My friend, once your marriage degenerates into this, it doesn't really matter any more. I could be hosting VR orgies at the lab (*) and it still wouldn't matter. 

Now, about that calamari... It was awesome. Last time I cooked it at home was in 1996. And the wine...

(*) We have the equipment...


----------



## EllaSuaveterre (Oct 2, 2016)

john117 said:


> That's the spirit
> 
> I'm painting the media wall book case right now - not a fun task because you must match airsprayed paint texture with a brush - and will be up till 1 am. Meanwhile she's watching CNN and went to sleep at 9:30 pm.
> 
> ...



You know yourself from everything that other betrayed spouses have posted here that it DOES matter.

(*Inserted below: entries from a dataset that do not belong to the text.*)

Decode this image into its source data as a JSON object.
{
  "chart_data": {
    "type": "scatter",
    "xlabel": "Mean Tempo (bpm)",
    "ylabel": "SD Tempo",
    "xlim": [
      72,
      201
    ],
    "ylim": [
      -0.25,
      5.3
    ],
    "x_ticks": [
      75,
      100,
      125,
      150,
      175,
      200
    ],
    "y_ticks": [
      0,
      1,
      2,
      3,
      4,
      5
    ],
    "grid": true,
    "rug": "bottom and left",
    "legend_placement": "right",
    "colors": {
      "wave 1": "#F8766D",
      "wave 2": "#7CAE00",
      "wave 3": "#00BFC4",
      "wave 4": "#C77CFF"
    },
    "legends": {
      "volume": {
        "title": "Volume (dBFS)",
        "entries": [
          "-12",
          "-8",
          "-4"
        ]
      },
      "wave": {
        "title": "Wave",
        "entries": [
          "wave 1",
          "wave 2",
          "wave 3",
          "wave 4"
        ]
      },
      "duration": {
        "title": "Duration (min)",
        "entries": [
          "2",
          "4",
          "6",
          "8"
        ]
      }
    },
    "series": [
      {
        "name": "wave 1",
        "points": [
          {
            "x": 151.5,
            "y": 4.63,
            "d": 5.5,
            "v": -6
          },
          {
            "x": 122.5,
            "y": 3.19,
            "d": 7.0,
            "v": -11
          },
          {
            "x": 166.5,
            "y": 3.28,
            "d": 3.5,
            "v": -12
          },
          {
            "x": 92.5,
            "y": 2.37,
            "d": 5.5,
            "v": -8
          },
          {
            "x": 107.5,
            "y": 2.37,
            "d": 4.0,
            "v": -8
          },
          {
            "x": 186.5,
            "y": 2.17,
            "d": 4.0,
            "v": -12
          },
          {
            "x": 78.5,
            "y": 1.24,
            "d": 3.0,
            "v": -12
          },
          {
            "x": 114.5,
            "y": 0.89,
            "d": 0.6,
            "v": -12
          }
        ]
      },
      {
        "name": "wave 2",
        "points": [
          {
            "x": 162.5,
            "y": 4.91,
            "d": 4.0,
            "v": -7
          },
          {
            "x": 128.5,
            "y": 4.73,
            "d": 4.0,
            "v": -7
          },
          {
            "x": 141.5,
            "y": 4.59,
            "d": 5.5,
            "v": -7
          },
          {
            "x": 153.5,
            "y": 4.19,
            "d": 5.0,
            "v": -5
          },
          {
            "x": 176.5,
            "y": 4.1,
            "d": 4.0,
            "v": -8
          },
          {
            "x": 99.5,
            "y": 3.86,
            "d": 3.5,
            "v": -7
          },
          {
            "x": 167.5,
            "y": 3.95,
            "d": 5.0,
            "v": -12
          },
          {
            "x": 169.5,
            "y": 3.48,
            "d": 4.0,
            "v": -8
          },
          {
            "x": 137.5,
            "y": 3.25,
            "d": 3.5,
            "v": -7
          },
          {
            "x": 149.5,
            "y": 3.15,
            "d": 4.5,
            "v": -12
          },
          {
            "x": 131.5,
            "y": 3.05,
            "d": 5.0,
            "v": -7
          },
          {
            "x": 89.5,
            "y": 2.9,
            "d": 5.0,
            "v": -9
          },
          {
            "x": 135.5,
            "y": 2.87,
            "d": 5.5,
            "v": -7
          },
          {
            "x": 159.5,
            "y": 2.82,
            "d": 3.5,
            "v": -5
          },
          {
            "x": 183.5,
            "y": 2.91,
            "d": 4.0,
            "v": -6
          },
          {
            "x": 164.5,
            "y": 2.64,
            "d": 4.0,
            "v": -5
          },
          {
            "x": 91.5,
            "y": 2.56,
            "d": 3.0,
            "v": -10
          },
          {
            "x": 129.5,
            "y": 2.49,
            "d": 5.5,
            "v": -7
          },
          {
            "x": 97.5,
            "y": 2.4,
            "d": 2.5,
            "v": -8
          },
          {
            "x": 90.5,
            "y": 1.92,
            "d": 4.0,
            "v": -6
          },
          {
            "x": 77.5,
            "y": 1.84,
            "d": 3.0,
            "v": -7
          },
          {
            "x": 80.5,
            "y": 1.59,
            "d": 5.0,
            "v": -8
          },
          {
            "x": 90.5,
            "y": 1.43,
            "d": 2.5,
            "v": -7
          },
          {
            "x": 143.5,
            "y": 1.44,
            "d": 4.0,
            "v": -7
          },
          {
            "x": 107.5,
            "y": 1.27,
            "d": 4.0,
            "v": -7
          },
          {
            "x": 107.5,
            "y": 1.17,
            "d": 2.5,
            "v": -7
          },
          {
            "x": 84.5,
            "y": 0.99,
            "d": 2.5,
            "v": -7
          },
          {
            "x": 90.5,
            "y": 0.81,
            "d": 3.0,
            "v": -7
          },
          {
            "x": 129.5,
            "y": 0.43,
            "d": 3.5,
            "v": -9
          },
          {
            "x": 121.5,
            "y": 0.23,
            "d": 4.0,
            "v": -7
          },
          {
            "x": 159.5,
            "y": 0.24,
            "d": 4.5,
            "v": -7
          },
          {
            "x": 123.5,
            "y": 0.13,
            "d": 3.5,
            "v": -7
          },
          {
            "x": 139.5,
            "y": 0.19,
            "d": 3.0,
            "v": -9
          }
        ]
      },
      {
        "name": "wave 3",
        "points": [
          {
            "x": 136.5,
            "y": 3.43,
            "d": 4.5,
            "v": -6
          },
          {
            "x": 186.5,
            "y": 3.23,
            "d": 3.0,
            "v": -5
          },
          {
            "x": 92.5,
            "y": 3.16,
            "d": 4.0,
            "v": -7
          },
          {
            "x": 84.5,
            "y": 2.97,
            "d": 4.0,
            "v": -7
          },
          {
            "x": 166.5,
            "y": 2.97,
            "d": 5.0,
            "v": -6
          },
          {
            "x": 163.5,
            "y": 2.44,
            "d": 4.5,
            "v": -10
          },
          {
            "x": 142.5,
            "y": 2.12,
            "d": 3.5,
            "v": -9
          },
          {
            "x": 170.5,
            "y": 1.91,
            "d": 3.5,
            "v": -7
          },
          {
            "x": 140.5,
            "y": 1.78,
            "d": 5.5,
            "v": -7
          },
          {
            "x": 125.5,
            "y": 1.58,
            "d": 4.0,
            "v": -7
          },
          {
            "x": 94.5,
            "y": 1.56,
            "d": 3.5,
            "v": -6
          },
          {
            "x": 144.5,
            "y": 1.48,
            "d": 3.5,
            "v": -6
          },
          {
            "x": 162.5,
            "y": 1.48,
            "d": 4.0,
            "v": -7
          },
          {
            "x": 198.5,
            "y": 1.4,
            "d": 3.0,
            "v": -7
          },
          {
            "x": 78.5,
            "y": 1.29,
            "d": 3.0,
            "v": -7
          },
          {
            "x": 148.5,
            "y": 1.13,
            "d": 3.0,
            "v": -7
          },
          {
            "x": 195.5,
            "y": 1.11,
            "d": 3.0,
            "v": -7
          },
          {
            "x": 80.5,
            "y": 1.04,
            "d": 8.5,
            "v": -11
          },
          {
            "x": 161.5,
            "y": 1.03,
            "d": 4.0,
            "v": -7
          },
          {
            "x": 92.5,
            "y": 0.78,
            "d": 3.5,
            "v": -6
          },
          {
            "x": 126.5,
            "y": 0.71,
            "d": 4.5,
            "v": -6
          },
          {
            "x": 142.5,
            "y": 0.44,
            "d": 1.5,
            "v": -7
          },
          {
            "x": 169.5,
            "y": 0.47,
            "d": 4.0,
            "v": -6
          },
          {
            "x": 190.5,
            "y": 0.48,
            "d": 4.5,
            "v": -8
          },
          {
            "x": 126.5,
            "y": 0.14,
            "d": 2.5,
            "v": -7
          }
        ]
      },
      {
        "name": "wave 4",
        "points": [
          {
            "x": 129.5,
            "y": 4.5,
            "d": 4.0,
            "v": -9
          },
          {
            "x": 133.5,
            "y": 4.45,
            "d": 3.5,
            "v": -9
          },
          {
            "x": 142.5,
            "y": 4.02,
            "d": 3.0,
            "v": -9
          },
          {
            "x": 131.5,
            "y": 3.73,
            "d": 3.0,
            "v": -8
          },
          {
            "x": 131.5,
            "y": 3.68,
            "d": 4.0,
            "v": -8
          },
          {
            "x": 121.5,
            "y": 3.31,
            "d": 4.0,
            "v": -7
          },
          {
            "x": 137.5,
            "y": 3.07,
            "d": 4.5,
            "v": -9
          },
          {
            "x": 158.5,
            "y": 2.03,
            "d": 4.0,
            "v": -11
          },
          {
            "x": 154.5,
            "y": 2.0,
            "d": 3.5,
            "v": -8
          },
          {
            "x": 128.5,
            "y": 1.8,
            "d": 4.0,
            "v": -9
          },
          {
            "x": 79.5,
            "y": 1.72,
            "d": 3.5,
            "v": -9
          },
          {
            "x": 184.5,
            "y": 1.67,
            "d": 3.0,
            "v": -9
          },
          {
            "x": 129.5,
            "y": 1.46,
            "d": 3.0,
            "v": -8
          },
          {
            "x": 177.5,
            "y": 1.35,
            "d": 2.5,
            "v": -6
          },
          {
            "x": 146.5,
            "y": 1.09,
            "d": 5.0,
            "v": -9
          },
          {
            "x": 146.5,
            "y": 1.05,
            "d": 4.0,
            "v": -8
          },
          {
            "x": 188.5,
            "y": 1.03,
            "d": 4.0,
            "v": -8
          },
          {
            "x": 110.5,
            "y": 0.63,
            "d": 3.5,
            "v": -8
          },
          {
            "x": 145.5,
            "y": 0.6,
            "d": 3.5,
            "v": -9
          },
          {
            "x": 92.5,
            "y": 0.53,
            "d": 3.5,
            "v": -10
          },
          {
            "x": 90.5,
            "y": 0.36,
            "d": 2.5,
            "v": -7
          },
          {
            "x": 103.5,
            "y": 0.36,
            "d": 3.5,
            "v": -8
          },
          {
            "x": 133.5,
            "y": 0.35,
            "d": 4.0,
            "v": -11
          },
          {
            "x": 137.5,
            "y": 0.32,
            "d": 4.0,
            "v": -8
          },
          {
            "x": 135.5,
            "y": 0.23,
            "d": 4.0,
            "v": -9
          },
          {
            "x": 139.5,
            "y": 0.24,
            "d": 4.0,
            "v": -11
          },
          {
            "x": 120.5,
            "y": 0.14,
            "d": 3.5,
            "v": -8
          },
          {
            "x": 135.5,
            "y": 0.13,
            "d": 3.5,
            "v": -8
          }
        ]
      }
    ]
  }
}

I didn't think it would matter to my husband if I left, but I was wrong. Many cheating spouses do not believe their spouse loves or needs them anymore, but they all end up being wrong on D-day when they find out that their decisions have blown their mate apart! 

Please, do not flirt with or give gifts to or date or plan to pursue ANYONE until you divorce your wife first. As much as it will hurt you both to divorce, cheating on her will hurt you both a lot worse. Trust me.


----------



## john117 (May 20, 2013)

You're using the frame of reference of NormalPeople. That does not apply here I'm afraid.

Morality and ethics have left the building a long time ago. It's easy to ride one's moral high horse when one comes home to a loving and caring partner. It's a lot different otherwise. 

The human mind has great inference capabilities. Perhaps she could use those capabilities of hers to ask herself what was her sister thinking when she eloped with her beau (half her age) and her two preteen kids in the back. She should also ask herself what was her sister thinking when driver beau rolled the car causing her death. How important was having a few moments of happiness? Important enough for her to buy the farm I suppose.


----------